Locally in profiling, this method and its whole call chain no longer appears in blackfire which this change, but it's also worth pointing out that it was _way_ faster locally than the blackfire reports from production in the first place.

I also changed the method to a generator but that could easily be changed back if that's deemed too much of a change.

jrockowitz’s picture

Version: 6.1.x-dev » 6.2.x-dev
jrockowitz’s picture

@Berdir I am very open to your approach. I hope other people can weigh in.

angrytoast’s picture

+1 for @Berdir's approach in #19. Since the entity field definitions are already statically and persistently cached, it's a much simpler way of getting at the necessary field names and removing the repeated + slow field_storage_config loadByProperties call.
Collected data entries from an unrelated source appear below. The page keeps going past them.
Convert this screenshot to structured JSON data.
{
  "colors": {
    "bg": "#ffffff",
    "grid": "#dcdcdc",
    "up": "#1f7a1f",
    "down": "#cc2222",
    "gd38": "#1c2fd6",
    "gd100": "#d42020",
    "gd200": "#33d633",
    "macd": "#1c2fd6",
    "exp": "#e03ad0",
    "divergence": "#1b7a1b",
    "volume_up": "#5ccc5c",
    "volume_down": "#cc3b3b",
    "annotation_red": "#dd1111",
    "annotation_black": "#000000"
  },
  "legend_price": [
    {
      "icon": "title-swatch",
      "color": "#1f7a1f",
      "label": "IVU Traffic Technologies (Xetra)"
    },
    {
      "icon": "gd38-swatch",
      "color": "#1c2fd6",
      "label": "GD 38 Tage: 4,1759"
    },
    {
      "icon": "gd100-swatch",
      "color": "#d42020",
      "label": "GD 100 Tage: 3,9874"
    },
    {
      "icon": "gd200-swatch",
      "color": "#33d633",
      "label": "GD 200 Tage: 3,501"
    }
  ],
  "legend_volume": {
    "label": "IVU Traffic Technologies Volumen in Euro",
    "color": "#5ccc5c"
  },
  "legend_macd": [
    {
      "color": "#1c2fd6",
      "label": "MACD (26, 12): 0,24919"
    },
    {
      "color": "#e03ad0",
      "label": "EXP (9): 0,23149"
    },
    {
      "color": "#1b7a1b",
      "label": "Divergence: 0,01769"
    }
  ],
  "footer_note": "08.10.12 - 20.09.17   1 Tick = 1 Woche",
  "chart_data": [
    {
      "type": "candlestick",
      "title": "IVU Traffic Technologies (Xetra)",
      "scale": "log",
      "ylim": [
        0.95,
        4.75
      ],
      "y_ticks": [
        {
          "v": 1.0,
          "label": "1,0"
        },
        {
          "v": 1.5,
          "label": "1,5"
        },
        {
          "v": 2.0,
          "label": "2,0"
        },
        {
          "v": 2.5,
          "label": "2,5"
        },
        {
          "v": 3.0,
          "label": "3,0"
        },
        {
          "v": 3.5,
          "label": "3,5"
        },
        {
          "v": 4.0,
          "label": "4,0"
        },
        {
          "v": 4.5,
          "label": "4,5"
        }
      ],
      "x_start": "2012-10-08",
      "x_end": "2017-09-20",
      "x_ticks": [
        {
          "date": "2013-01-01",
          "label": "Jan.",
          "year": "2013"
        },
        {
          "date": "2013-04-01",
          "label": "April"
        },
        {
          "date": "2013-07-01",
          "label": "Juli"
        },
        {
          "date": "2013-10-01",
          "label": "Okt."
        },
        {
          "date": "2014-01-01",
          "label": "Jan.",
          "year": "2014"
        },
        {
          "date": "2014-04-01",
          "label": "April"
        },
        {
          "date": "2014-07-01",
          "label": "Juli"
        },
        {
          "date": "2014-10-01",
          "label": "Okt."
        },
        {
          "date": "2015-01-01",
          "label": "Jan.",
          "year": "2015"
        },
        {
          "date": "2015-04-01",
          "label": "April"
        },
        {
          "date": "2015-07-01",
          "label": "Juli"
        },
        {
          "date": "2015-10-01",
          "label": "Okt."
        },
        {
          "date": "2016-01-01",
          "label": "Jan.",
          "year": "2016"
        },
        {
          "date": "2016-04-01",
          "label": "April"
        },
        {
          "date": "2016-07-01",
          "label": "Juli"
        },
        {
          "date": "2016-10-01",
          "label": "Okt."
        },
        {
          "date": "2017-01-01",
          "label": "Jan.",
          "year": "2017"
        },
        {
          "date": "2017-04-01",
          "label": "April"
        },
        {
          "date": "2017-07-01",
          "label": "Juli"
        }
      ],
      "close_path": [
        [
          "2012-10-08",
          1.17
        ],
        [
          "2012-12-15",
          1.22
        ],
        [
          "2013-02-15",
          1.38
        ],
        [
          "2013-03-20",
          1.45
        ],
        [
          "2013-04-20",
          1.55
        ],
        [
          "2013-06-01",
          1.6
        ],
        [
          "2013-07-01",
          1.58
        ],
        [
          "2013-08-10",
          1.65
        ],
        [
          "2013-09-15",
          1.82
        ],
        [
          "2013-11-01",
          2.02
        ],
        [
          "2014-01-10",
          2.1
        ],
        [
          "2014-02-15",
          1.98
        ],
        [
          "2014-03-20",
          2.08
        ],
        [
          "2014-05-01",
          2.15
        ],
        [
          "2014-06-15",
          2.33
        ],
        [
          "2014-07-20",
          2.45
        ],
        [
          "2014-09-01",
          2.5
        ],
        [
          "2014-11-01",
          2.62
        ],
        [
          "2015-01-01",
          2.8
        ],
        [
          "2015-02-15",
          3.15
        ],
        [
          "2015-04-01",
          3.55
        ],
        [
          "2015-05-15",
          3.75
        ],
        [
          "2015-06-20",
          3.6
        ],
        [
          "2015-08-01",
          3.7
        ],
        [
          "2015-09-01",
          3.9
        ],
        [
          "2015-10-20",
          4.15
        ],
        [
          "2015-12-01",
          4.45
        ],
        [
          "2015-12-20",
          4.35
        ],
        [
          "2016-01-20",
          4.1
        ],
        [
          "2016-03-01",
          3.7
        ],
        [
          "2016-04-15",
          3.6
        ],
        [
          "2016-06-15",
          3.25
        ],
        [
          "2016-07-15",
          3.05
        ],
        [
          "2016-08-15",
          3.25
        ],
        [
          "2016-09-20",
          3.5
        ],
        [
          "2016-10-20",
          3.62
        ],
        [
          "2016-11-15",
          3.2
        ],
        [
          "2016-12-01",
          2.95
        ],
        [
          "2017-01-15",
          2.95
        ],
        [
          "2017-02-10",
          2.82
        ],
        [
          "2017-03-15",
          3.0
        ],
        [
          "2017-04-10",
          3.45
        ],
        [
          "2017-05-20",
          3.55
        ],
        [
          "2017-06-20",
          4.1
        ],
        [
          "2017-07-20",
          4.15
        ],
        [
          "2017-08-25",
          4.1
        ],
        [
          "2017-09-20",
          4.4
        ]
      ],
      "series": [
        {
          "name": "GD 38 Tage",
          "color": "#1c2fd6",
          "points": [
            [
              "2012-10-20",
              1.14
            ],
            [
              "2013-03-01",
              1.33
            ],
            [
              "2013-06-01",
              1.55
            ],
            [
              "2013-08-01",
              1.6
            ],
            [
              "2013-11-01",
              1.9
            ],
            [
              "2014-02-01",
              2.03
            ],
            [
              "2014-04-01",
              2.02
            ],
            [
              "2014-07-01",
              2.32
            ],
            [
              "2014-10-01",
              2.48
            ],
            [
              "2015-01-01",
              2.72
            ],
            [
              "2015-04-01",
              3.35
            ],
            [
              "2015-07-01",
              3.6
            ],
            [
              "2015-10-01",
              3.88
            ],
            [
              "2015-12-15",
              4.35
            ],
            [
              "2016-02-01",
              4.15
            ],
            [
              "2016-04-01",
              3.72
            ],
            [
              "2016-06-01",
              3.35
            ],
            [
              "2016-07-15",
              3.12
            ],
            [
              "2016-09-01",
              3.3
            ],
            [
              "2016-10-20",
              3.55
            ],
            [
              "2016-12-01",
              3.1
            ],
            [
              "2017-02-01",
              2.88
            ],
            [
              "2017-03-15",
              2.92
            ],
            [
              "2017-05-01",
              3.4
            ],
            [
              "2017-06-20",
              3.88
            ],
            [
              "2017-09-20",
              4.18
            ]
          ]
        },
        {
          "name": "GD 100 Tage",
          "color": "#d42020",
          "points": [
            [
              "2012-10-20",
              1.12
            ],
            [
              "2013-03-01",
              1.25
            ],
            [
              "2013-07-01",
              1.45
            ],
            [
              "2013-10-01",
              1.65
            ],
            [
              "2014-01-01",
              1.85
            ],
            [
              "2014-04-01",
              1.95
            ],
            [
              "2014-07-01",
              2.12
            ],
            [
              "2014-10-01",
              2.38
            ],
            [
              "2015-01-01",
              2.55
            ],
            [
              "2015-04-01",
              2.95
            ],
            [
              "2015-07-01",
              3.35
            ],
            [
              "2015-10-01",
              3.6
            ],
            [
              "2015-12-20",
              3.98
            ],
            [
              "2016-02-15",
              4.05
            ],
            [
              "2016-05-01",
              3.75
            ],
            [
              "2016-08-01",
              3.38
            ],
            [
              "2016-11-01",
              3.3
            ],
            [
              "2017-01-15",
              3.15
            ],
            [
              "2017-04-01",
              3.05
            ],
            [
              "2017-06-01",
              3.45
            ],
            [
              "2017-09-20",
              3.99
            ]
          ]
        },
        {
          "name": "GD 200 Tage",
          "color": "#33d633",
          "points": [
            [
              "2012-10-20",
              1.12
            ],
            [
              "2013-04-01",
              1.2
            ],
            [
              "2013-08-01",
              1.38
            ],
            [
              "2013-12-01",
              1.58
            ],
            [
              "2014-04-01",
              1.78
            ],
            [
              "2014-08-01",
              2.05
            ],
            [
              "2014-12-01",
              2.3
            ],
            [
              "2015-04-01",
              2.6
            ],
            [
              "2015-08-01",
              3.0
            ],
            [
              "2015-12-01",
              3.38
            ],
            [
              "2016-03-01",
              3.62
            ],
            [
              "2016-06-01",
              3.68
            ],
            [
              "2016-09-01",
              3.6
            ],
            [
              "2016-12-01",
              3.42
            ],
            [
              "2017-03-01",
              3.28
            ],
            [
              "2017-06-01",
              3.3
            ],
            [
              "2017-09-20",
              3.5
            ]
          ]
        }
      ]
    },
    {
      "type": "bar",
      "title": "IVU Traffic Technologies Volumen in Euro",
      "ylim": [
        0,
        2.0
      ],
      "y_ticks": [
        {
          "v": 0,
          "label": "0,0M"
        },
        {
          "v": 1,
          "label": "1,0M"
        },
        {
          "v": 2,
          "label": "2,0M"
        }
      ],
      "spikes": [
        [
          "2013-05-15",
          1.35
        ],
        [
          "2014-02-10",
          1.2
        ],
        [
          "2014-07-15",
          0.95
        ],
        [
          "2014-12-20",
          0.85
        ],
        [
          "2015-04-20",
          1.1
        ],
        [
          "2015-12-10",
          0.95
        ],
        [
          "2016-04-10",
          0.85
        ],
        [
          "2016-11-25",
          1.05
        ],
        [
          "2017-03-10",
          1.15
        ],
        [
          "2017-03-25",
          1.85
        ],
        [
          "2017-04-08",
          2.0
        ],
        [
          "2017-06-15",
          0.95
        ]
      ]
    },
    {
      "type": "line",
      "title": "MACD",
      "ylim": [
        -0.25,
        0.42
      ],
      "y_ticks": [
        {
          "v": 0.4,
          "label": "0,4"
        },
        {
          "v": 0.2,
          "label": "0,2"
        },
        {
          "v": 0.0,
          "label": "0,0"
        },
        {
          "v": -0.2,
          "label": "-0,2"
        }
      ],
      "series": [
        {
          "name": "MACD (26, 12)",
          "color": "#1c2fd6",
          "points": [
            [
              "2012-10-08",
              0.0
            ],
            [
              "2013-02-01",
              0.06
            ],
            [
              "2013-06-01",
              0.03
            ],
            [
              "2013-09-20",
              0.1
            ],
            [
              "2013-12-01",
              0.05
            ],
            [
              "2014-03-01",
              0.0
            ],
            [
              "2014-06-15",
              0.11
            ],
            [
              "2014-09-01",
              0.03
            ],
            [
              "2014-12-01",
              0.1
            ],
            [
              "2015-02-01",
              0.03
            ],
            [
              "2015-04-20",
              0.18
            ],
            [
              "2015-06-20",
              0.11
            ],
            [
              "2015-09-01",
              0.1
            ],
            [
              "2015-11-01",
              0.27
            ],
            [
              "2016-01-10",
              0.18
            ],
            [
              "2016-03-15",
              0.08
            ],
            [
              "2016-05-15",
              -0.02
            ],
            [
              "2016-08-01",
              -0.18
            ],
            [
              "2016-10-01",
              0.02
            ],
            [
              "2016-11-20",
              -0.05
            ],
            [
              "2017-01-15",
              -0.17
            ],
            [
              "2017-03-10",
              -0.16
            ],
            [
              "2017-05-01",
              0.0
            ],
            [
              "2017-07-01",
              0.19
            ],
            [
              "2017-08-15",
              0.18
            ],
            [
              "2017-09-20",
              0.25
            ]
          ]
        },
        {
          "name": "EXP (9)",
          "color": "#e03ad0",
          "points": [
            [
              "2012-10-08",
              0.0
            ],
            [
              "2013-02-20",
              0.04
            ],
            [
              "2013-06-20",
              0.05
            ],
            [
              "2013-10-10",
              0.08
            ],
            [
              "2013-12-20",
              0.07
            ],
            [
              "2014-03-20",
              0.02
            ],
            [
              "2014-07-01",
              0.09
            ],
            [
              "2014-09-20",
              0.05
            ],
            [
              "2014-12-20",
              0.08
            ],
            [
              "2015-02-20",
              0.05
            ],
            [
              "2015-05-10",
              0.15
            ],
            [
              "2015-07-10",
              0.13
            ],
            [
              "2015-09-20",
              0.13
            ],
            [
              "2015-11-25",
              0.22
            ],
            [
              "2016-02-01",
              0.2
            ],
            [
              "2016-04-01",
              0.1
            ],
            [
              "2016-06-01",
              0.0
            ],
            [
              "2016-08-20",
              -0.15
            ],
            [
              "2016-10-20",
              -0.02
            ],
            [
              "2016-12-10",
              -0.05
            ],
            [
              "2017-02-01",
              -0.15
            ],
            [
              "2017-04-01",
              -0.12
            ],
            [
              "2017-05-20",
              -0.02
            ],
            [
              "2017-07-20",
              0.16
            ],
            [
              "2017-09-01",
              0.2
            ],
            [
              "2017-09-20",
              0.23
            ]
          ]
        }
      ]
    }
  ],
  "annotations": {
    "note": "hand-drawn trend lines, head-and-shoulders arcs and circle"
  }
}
With this, the static cache in WebformEntityReferenceManager::getFieldNames doesn't matter as much. Basic local benchmark (our own site, not a standard Drupal install) on a larger page consisting of 68 paragraph references, 5 unique bundles, shows on average ~0.0008s faster with the static cache. I think it's not a meaningful difference and can be removed to reduce code.

Thoughts?

berdir’s picture

Thanks for the review. Fixed the check and removed the static cache.

catch’s picture

Status: Needs review » Reviewed & tested by the community

Just found this profiling a site too - was taking about 600ms, the change reduces it down to a couple of milliseconds so looks great to me.

edit: also saw it taking several seconds on one request, but then couldn't reproduce this easily - maybe when all caches were cold.

Also opened #3537200: Node test form access check runs for anonymous users which will have much less impact if this was committed, but was also the only caller of this method for anonymous users for me and can't see they'd ever need to access that route.

liam morland’s picture

Version: 6.2.x-dev » 6.3.x-dev
Status: Reviewed & tested by the community » Needs work

We will first need this on 6.3.x.

berdir’s picture

Status: Needs work » Reviewed & tested by the community

Retargeted and rebased through the UI.

berdir changed the visibility of the branch 3204456-paragraphs-slow to hidden.

jrockowitz’s picture

This is a very impressive performance enhancement. Thank you for everyone's review and contribution

  • jrockowitz committed 254c265f on 6.3.x authored by berdir
    Issue #3204456 by jrockowitz, angrytoast, berdir, liam morland, heinvdb...
jrockowitz’s picture

Status: Reviewed & tested by the community » Fixed

  • jrockowitz committed 254c265f on 6.x authored by berdir
    Issue #3204456 by jrockowitz, angrytoast, berdir, liam morland, heinvdb...

Status: Fixed » Closed (fixed)

Automatically closed - issue fixed for 2 weeks with no activity.